A clustered (side‑by‑side) bar chart groups bars for each level of a second variable next to each other so you can compare across groups. For example, imagine you survey 120 patients about how satisfied they were with a new physical therapy program (satisfied, neutral, dissatisfied) and record whether they were in the treatment or control group. A clustered bar chart shows differences in satisfaction between the two groups.

In a stacked bar chart, bars for each category are stacked atop one another. This emphasizes the total size of each category but makes it harder to compare the segments across stacks.
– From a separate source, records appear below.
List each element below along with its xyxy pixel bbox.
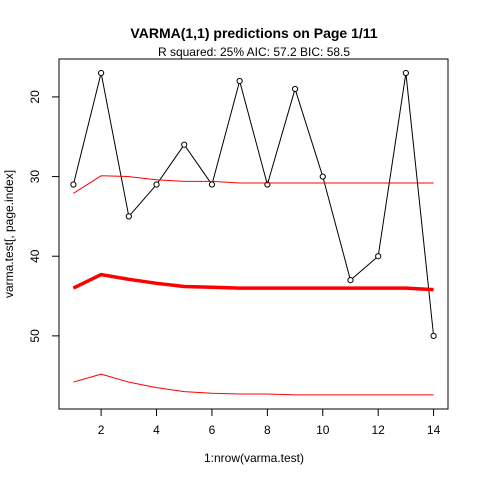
- observed-series-line: [72, 72, 435, 336]
- prediction-series-line: [72, 272, 434, 292]
- x-tick-label: 14: [427, 423, 441, 437]
- observed-point: [153, 181, 160, 188]
- y-tick-label: 20: [28, 90, 42, 104]
- observed-point: [430, 332, 437, 339]
- x-tick-label: 2: [98, 423, 105, 437]
- observed-point: [319, 173, 326, 180]
- observed-point: [375, 253, 382, 260]
- observed-point: [125, 213, 132, 220]
- x-tick-label: 6: [209, 423, 216, 437]
- observed-point: [70, 181, 77, 188]
- observed-point: [181, 141, 188, 148]
- observed-point: [291, 85, 299, 93]
- y-tick-label: 40: [28, 249, 42, 263]
- series-layer: [70, 69, 437, 396]
- x-axis: 2 4 6 8 10 12 14: [98, 408, 441, 437]
- chart-title: VARMA(1,1) predictions on Page 1/11: [130, 25, 377, 41]
- x-tick-label: 4: [153, 423, 160, 437]
- observed-point: [208, 181, 216, 188]
- y-tick-label: 30: [28, 170, 42, 184]
- x-tick-label: 10: [316, 423, 330, 437]
- chart-subtitle: R squared: 25% AIC: 57.2 BIC: 58.5: [158, 45, 350, 59]
- y-axis-label: varma.test[, page.index]: [2, 170, 16, 298]
- y-axis: 20 30 40 50: [28, 90, 60, 343]
- x-tick-label: 12: [371, 423, 385, 437]
- observed-point: [236, 77, 243, 85]
- x-tick-label: 8: [264, 423, 271, 437]
- lower-bound-series-line: [73, 373, 434, 396]
- x-axis-label: 1:nrow(varma.test): [204, 451, 304, 465]
- y-tick-label: 50: [28, 329, 42, 343]
- observed-point: [347, 277, 354, 284]
- observed-point: [402, 69, 409, 77]
- upper-bound-series-line: [73, 175, 434, 194]
- plot-frame: [58, 58, 449, 410]
- observed-point: [98, 69, 105, 77]
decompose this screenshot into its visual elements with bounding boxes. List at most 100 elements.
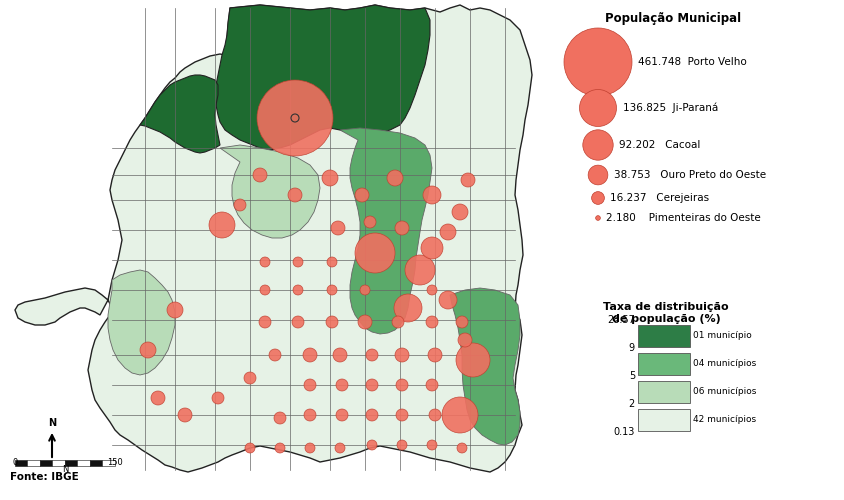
Polygon shape (15, 5, 532, 472)
Bar (52, 460, 65, 466)
Circle shape (394, 221, 408, 235)
Circle shape (273, 412, 285, 424)
Circle shape (393, 294, 421, 322)
Circle shape (364, 216, 376, 228)
Circle shape (354, 188, 369, 202)
Circle shape (452, 204, 468, 220)
Circle shape (260, 285, 270, 295)
Text: 2.180    Pimenteiras do Oeste: 2.180 Pimenteiras do Oeste (606, 213, 760, 223)
Text: 2: 2 (628, 399, 634, 409)
Bar (78, 460, 90, 466)
Circle shape (582, 130, 613, 160)
Text: 9: 9 (628, 343, 634, 353)
Bar (637, 381, 690, 403)
Circle shape (288, 188, 301, 202)
Circle shape (259, 316, 271, 328)
Text: 92.202   Cacoal: 92.202 Cacoal (619, 140, 700, 150)
Circle shape (244, 372, 256, 384)
Text: 0: 0 (13, 458, 18, 467)
Bar (28, 460, 40, 466)
Bar (637, 409, 690, 431)
Circle shape (360, 285, 370, 295)
Text: 38.753   Ouro Preto do Oeste: 38.753 Ouro Preto do Oeste (613, 170, 765, 180)
Text: 461.748  Porto Velho: 461.748 Porto Velho (637, 57, 746, 67)
Circle shape (396, 409, 408, 421)
Circle shape (327, 285, 337, 295)
Text: 5: 5 (628, 371, 634, 381)
Circle shape (425, 316, 437, 328)
Circle shape (423, 186, 441, 204)
Polygon shape (450, 288, 519, 445)
Circle shape (397, 440, 407, 450)
Circle shape (212, 392, 224, 404)
Circle shape (440, 224, 456, 240)
Circle shape (439, 291, 457, 309)
Polygon shape (108, 270, 175, 375)
Circle shape (331, 221, 344, 235)
Circle shape (140, 342, 156, 358)
Circle shape (425, 379, 437, 391)
Circle shape (305, 443, 315, 453)
Circle shape (426, 285, 436, 295)
Bar (637, 353, 690, 375)
Polygon shape (140, 75, 219, 153)
Circle shape (274, 443, 284, 453)
Bar (65, 460, 78, 466)
Text: Taxa de distribuição
de população (%): Taxa de distribuição de população (%) (603, 302, 728, 324)
Circle shape (420, 237, 442, 259)
Circle shape (404, 255, 435, 285)
Circle shape (326, 316, 338, 328)
Circle shape (366, 440, 376, 450)
Circle shape (579, 90, 616, 126)
Circle shape (354, 233, 394, 273)
Bar (40, 460, 52, 466)
Circle shape (365, 379, 377, 391)
Circle shape (457, 333, 472, 347)
Circle shape (365, 349, 377, 361)
Polygon shape (219, 145, 320, 238)
Circle shape (292, 316, 304, 328)
Text: 136.825  Ji-Paraná: 136.825 Ji-Paraná (622, 103, 717, 114)
Circle shape (387, 170, 403, 186)
Text: 01 município: 01 município (692, 332, 751, 340)
Circle shape (457, 443, 467, 453)
Circle shape (336, 379, 348, 391)
Circle shape (293, 285, 303, 295)
Circle shape (591, 192, 603, 204)
Circle shape (304, 409, 316, 421)
Circle shape (303, 348, 316, 362)
Circle shape (260, 257, 270, 267)
Bar (637, 325, 690, 347)
Text: 28.57: 28.57 (606, 315, 634, 325)
Text: 06 municípios: 06 municípios (692, 388, 755, 396)
Text: 04 municípios: 04 municípios (692, 360, 755, 368)
Circle shape (208, 212, 235, 238)
Circle shape (461, 173, 474, 187)
Circle shape (322, 170, 338, 186)
Circle shape (327, 257, 337, 267)
Circle shape (396, 379, 408, 391)
Circle shape (151, 391, 165, 405)
Circle shape (336, 409, 348, 421)
Text: 42 municípios: 42 municípios (692, 416, 755, 424)
Polygon shape (214, 5, 430, 150)
Bar (102, 460, 115, 466)
Circle shape (365, 409, 377, 421)
Circle shape (456, 316, 468, 328)
Circle shape (333, 348, 347, 362)
Text: 0.13: 0.13 (613, 427, 634, 437)
Circle shape (429, 409, 441, 421)
Text: N: N (62, 465, 68, 474)
Bar (90, 460, 102, 466)
Text: População Municipal: População Municipal (604, 12, 740, 25)
Circle shape (234, 199, 246, 211)
Circle shape (293, 257, 303, 267)
Circle shape (167, 302, 183, 318)
Text: 16.237   Cerejeiras: 16.237 Cerejeiras (609, 193, 709, 203)
Circle shape (252, 168, 267, 182)
Circle shape (257, 80, 333, 156)
Circle shape (245, 443, 255, 453)
Circle shape (392, 316, 403, 328)
Circle shape (178, 408, 192, 422)
Circle shape (595, 216, 599, 220)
You might use a stacked chart to show how types of injuries (sprain, fracture, other) contribute to emergency visits across departments; if you convert each bar to 100% of its height, you get a 100% stacked bar chart that highlights composition within each group.

Cautions with stacked bars

Stacked bars are useful when you care about the total across categories, but they hide patterns in the middle segments. In the last plot, you can easily compare the overall emergency visits across departments and the share of fractures, but it’s harder to compare the “other” injuries across departments because their segments float at different heights. If your goal is to compare subgroups, a clustered bar chart is usually better.